Because I have made a HUGE move and I want to share that here as well. My publication A Cornered Gurl via Medium has been the published work of myself, any Writer who has collaborated with me, and a number of challenge posts. Today, I decided to open the pub up to all Writers on Medium. Here is the official announcement:

“I have been toying with the idea of opening up A Cornered Gurl to Writers here on Medium. And, I think the timing of toying with it any longer has reached its end. I would like to welcome you — those of you interested in being a Writer for A Cornered Gurl to come along on this journey with me. There’s room. We will be comfortable. Creativity will run rampant here as well as all of us gaining the chance to learn from one another.

What is the theme?

A Cornered Gurl: Where Writers Break Out of the Box

What will I publish?

•Heartwork (to include fiction, non-fiction, & poetry) •Tales of the South •Micropoetry •Challenges

When will I publish?

Mondays and Fridays by 7:00 pm, US EST.


Every three months, there will be a focus on the Young Writers of Medium, and on Mondays and Fridays during that month, ACG will publish the work of Writers from the ages of 15–25. I do not know where we will be going, but I do feel like traveling with some creative company is best.

How do you become a Writer? Email me at acorneredgurl@gmail.com using “Please Add Me” as the subject line or respond to this letter by stating the same (“Please Add Me”) and it shall be done. Since I am a fan of variety and quality over quantity, I will publish a total of two pieces from the same Writer on Monday and Friday (meaning, a Writer can have one piece published on Monday and a new piece published on Friday.)
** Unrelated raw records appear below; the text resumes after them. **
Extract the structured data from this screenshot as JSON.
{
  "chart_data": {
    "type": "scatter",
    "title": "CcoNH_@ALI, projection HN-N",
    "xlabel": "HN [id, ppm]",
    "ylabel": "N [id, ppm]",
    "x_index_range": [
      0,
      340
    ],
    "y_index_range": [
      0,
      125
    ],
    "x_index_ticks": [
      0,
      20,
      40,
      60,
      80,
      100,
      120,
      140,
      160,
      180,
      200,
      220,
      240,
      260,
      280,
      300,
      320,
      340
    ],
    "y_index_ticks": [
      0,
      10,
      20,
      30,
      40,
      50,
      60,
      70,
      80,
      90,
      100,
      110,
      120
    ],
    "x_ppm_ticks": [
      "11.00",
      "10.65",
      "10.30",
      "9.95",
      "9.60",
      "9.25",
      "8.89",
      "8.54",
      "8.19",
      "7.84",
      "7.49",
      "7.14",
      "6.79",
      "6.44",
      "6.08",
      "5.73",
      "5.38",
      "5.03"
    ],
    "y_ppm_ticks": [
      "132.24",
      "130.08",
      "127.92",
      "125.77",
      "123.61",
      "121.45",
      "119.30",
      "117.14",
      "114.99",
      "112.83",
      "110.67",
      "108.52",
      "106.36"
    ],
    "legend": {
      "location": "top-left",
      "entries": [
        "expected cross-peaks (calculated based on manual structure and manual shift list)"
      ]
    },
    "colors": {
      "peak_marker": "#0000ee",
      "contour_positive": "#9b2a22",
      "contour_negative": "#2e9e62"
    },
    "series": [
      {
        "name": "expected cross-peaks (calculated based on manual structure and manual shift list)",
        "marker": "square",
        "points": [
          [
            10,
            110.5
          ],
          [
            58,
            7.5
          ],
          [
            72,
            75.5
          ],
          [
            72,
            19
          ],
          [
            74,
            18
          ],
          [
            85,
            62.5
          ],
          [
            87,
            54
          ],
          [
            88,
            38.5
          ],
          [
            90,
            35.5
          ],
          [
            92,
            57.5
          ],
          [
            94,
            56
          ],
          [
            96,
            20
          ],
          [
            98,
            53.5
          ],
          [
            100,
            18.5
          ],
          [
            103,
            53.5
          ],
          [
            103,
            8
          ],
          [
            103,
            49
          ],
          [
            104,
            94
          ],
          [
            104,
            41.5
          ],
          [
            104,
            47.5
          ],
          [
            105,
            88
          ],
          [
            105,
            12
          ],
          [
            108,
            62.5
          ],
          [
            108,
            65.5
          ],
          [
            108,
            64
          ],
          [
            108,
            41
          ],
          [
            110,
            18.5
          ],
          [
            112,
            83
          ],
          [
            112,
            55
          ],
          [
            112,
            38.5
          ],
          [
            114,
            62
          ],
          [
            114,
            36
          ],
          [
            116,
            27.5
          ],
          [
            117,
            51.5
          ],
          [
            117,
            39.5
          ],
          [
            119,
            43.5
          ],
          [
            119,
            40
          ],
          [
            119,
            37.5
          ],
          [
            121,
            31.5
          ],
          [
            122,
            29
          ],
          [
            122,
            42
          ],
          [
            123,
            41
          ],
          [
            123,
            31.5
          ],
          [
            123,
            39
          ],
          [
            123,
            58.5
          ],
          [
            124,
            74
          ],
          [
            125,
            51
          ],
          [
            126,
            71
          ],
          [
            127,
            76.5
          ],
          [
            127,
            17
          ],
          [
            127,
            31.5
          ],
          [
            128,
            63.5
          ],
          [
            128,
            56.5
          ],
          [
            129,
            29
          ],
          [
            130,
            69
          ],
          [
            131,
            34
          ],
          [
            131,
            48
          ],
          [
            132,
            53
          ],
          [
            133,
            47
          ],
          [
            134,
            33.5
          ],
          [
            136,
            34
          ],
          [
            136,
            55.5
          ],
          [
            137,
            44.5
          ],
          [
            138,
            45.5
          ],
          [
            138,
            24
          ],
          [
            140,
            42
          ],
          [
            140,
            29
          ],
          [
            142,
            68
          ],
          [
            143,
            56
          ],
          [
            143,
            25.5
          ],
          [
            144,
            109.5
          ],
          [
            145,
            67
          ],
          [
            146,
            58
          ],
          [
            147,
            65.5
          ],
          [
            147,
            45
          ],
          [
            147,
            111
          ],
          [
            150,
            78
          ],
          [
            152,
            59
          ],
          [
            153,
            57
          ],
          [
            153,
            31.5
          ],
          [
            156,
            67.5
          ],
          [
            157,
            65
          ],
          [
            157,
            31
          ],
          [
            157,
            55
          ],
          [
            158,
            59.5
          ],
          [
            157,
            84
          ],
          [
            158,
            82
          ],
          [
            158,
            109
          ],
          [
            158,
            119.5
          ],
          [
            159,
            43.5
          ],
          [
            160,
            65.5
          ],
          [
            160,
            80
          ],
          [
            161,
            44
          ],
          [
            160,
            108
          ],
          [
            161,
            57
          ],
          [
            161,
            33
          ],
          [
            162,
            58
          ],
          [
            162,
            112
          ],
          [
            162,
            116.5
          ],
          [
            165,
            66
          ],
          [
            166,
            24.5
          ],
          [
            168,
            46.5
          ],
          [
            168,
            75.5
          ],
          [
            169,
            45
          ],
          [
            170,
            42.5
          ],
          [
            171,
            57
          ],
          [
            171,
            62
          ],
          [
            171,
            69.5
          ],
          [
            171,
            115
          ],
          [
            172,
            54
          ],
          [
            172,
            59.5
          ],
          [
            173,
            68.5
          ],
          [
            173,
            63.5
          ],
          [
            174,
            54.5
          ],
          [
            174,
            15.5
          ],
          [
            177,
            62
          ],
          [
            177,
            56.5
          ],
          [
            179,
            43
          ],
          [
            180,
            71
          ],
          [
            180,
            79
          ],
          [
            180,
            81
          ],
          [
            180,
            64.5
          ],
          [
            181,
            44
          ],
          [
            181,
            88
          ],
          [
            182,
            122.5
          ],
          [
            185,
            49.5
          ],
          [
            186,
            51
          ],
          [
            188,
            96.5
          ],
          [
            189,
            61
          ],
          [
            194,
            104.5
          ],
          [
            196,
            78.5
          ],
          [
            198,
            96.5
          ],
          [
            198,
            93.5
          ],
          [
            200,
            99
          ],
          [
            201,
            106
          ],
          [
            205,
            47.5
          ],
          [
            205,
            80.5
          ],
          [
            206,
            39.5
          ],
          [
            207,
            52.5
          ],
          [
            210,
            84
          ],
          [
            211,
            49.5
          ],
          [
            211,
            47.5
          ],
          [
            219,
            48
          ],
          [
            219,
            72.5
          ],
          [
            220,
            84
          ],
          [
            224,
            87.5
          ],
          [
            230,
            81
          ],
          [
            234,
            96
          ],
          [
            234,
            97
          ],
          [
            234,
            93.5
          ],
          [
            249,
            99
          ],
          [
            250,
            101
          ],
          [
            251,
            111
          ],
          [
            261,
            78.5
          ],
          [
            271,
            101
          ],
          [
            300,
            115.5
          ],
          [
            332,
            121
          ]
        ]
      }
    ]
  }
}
•Tomorrow, Sunday, January 6, 2019, will be the first challenge post and will kick off the opportunity to add new Writers and publish the content from the challenge announcement on Monday, January 7, 2019, and Friday, January 11, 2019.

  • Important Notice: I will not publish content disrespectful in nature to anyone’s race, sexual orientation, religious beliefs, social and/or financial economic status, or anything else I regard as insensitive rhetoric/discourse. This is our community. Grow with me in 2019 and beyond.

A Cornered Gurl Guidelines.

Peace and Blessings.”


I feel good about this, a bit afraid too, but good. For any of you who may write on Medium or are thinking about becoming a Writer on Medium, perhaps A Cornered Gurl would be a great fit for you too.

Full Plate

Because I am just a woman with a heart willing to love and no lover willing to accept it. Even if it’s right there in their face. Some people just have far too much on their plates to handle anything else.